Shares in the oil major fell as much as 1.4% Thursday to 424.55 British pence in London, the lowest since September 2022.
The stock’s drop contrasts with British peer Shell Plc, which also set a goal under its previous chief to diversify away from fossil fuels and reach net-zero carbon emissions by the middle of the century. But under current CEO Wael Sawan, who took over the top job at the beginning of last year, the company has adopted what he called a ruthless approach to investment, focused on delivering returns for shareholders.
Shell has since pulled back on its plans to cut CO2 emissions and invest in renewable power generation. The approach has helped push the company’s stock up about 16% since Sawan became CEO, compared to a 10% drop for BP during that period.
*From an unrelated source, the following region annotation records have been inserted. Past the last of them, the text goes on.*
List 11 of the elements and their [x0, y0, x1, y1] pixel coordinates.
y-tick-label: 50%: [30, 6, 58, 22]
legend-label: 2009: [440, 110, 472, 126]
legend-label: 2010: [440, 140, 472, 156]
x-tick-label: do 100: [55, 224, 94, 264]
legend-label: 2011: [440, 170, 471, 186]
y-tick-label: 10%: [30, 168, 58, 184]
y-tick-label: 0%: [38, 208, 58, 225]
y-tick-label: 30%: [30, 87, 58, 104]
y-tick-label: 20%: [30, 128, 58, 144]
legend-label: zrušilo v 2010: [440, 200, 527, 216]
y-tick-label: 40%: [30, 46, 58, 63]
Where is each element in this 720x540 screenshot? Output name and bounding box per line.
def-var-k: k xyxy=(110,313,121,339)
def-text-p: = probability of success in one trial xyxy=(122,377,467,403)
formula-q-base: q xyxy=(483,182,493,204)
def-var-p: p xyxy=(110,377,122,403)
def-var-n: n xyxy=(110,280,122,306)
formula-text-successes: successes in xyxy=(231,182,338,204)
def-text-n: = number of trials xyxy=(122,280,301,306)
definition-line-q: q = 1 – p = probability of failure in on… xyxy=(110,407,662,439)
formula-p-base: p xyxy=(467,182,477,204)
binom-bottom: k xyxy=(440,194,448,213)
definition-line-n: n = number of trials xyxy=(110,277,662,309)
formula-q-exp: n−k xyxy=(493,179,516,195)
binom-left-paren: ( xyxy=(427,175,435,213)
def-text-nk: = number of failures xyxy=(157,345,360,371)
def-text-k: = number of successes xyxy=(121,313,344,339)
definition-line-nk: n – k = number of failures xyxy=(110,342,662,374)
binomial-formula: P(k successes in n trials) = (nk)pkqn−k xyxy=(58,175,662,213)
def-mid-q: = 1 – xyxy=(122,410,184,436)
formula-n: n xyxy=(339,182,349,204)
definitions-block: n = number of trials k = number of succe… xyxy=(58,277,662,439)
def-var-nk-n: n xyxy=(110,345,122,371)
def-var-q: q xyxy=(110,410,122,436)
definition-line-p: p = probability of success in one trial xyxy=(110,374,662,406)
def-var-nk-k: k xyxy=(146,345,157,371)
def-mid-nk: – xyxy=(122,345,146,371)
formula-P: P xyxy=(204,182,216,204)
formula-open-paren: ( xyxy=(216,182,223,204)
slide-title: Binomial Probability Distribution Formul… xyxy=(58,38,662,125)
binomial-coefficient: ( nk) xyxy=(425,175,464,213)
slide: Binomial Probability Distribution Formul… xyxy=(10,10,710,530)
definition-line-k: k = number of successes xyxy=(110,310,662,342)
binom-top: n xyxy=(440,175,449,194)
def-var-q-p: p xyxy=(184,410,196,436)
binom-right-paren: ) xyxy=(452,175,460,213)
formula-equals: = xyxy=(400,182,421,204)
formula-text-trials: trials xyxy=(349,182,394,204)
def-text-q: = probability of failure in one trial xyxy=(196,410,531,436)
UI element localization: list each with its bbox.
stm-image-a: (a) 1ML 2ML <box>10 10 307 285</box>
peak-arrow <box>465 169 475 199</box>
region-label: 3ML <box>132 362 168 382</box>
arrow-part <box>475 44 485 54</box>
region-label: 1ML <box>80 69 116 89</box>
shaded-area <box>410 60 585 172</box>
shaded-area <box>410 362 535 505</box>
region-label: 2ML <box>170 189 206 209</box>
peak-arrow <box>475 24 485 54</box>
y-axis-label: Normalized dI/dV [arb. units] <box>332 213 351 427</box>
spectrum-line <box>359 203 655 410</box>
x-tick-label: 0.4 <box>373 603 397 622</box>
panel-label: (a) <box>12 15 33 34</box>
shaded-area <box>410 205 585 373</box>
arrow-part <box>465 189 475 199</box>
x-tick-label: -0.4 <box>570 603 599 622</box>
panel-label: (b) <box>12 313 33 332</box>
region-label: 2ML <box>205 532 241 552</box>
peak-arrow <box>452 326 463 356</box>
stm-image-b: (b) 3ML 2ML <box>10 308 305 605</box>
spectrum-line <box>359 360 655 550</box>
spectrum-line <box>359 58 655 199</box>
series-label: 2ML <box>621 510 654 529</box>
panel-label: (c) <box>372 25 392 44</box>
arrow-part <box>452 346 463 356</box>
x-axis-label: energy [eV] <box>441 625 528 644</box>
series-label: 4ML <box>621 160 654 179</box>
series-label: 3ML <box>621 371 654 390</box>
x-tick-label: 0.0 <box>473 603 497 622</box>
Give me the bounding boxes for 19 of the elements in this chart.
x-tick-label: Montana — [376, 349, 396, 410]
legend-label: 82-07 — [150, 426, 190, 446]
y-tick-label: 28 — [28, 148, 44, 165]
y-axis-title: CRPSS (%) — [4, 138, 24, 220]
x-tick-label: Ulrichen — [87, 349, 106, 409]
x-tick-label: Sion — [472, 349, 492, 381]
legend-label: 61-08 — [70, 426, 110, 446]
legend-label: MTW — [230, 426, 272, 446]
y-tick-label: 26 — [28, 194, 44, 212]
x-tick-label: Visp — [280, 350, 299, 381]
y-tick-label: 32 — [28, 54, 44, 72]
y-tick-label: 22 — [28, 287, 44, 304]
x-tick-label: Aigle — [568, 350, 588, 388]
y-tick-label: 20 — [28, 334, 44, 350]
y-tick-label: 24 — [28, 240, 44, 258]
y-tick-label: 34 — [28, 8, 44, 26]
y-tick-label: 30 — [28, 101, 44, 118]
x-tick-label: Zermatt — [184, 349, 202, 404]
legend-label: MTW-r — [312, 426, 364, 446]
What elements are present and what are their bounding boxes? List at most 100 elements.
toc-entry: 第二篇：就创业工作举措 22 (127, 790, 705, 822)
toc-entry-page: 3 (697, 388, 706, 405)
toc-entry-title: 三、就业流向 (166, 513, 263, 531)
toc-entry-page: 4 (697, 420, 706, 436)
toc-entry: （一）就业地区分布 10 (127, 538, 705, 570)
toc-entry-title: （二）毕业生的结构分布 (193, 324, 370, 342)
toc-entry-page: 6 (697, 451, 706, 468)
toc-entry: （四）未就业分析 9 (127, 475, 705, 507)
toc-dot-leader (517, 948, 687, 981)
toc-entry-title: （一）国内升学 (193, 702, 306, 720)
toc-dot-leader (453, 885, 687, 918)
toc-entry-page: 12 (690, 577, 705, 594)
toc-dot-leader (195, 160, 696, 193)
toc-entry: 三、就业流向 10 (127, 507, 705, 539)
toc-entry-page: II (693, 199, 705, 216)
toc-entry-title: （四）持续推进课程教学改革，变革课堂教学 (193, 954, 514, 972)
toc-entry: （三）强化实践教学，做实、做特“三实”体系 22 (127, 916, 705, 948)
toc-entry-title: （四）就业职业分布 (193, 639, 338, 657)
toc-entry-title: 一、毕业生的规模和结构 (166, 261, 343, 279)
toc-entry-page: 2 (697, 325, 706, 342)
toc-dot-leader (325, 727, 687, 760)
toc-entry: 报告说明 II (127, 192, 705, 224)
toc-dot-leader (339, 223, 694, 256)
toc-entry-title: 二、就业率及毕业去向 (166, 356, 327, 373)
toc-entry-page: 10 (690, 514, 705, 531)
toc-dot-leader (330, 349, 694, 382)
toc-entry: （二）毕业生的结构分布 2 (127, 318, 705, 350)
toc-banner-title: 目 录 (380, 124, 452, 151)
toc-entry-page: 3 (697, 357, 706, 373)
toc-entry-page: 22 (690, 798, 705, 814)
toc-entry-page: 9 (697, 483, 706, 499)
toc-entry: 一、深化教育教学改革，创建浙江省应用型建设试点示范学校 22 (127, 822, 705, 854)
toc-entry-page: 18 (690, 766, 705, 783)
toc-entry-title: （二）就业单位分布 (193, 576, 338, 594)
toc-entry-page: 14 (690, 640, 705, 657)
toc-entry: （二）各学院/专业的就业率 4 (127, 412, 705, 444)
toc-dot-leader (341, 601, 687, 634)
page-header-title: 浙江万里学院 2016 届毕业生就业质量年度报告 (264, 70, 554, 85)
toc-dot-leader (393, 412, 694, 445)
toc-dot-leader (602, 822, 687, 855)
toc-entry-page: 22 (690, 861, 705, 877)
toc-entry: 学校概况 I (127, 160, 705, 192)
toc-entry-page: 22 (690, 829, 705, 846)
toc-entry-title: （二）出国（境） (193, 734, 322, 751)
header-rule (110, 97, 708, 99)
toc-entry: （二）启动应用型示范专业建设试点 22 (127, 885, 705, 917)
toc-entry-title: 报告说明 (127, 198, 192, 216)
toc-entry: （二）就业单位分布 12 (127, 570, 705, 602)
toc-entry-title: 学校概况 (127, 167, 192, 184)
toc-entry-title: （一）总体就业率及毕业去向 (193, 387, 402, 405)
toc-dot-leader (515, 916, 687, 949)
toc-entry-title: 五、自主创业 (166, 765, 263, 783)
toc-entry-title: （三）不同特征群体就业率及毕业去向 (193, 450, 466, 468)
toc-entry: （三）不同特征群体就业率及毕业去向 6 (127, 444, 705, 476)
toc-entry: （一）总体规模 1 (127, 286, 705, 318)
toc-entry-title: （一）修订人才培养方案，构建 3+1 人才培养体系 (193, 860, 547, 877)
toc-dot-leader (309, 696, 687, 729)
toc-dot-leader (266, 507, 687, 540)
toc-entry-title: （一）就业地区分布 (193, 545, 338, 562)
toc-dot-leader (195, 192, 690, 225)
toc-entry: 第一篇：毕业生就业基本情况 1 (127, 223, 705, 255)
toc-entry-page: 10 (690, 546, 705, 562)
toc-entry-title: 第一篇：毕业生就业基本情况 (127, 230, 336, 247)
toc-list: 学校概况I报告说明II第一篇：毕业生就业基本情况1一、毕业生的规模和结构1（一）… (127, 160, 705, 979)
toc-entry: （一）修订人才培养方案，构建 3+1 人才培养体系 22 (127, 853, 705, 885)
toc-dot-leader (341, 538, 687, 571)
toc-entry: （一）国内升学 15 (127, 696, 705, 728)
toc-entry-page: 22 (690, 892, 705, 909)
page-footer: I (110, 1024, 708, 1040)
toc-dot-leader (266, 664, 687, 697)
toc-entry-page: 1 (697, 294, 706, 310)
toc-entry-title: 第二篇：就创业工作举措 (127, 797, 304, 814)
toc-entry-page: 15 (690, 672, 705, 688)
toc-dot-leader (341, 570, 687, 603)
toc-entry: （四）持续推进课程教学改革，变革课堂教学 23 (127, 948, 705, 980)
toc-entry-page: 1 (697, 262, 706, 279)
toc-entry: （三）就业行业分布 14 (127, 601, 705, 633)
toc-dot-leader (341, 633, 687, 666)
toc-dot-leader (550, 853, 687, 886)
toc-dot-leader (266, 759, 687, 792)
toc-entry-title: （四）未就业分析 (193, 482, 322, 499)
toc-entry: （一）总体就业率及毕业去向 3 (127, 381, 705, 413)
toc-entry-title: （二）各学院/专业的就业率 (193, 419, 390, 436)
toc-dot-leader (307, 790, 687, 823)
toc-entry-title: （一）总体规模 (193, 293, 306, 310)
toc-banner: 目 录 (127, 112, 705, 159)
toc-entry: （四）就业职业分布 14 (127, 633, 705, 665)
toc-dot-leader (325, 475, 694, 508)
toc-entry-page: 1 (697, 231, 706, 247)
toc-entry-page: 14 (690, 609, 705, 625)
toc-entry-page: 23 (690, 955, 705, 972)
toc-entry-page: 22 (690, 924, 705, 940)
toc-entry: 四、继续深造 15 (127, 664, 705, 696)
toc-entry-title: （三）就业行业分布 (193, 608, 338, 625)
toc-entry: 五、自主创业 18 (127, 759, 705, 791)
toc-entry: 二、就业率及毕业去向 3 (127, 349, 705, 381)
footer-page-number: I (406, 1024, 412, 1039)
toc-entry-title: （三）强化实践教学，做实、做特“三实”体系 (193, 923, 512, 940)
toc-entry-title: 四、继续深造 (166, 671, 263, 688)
BP’s total returns in the last five years is just 14%, by far the lowest among its supermajor peers, according to Bloomberg data. After paying off roughly $30 billion of debt amid soaring oil and gas prices in recent years, BP’s indebtedness ticked up to start the year.
While BP has maintained its pace of buybacks this year, investors may start worrying about how long it can continue doing so.
“Compared to its No. 1 peer, Shell, there’s an increasing concern of sustainability of returns,” said Will Hares, an analyst at Bloomberg Intelligence. “The market wants to see more of a commitment to essentially their cash engines, which are oil and gas.”